SoundaryaDube/ECG-Based_Health_Risk_Stratification_Platform

Repository files navigation

ECG Arrhythmia Classification with Machine Learning

Overview

This project implements a comprehensive machine learning pipeline for automatic classification of electrocardiogram (ECG) signals into different arrhythmia types based on the AAMI (Association for the Advancement of Medical Instrumentation) standards.
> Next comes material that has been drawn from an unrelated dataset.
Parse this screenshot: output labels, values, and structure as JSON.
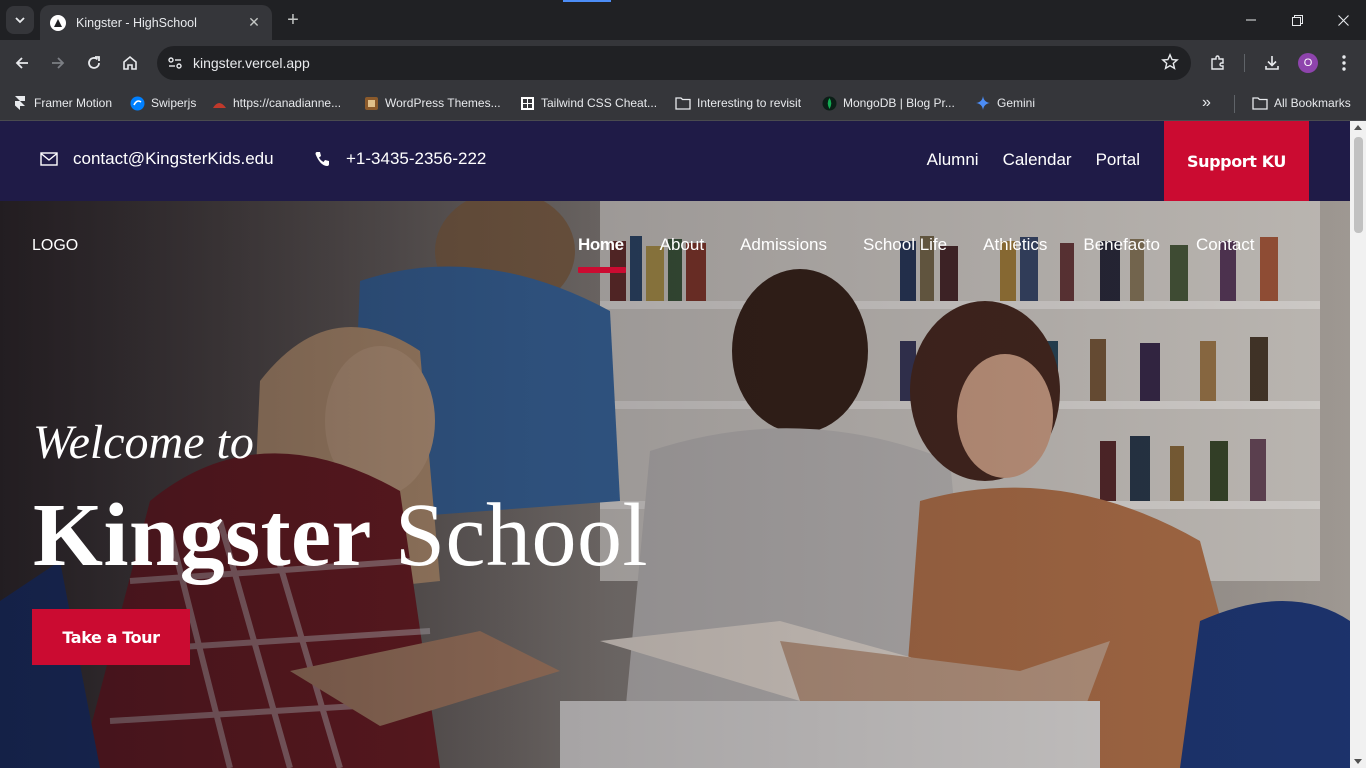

The system combines multiple feature extraction techniques and ensemble learning methods to achieve high classification accuracy.

Key Features

  • Advanced Feature Extraction: Wavelet transforms, Higher Order Statistics (HOS), RR intervals, and morphological features
  • Multiple Classifiers: Support Vector Machines (SVM), Random Forest, LightGBM, and ensemble methods
  • Class Imbalance Handling: SMOTE, ADASYN, and class weighting techniques
  • Comprehensive Evaluation: AAMI-standard performance metrics and visualizations
  • Web Interface: Streamlit-based web application for easy interaction

Performance Results

Model Accuracy Precision Recall F1-Score
Random Forest 86.66% 0.96 0.87 0.91
LightGBM 81.49% 0.96 0.81 0.88
Advanced Ensemble 94.22% 0.96 0.90 0.93
image image image

AAMI Classification Standards

The system classifies beats into five superclasses according to AAMI recommendations:

SuperClass Included Beat Types Description
N (Normal) N, L, R Normal beats and bundle branch blocks
SVEB (Supraventricular) A, a, J, S, e, j Supraventricular ectopic beats
VEB (Ventricular) V, E Ventricular ectopic beats
F (Fusion) F Fusion beats
Q (Unknown) /, f, Q Unknown and unclassifiable beats

Installation

Prerequisites

  • Python 3.8+
  • pip package manager

Install Dependencies

pip install -r requirements.txt

Required Packages

streamlit==1.36.0
numpy==1.26.4
scipy==1.13.1
pywavelets==1.6.0
biosppy==0.7.2
scikit-learn==1.5.0
joblib==1.4.2
matplotlib==3.8.4
pandas==2.2.2
lightgbm==4.1.0
wfdb==4.3.0
imbalanced-learn==0.12.0
tqdm==4.66.0

Quick Start

1. Download the Dataset

The MIT-BIH Arrhythmia Database can be obtained from:

image image image

2. Run the Training Pipeline

# Initialize data loader
data_loader = ECGDataLoader("/path/to/mit-bih-arrhythmia-database")

# Load specific patients
train_patients = ['101', '106', '108', '109', '112', '114', '115', '116', '118', '119']
test_patients = ['100', '103', '105', '111', '113']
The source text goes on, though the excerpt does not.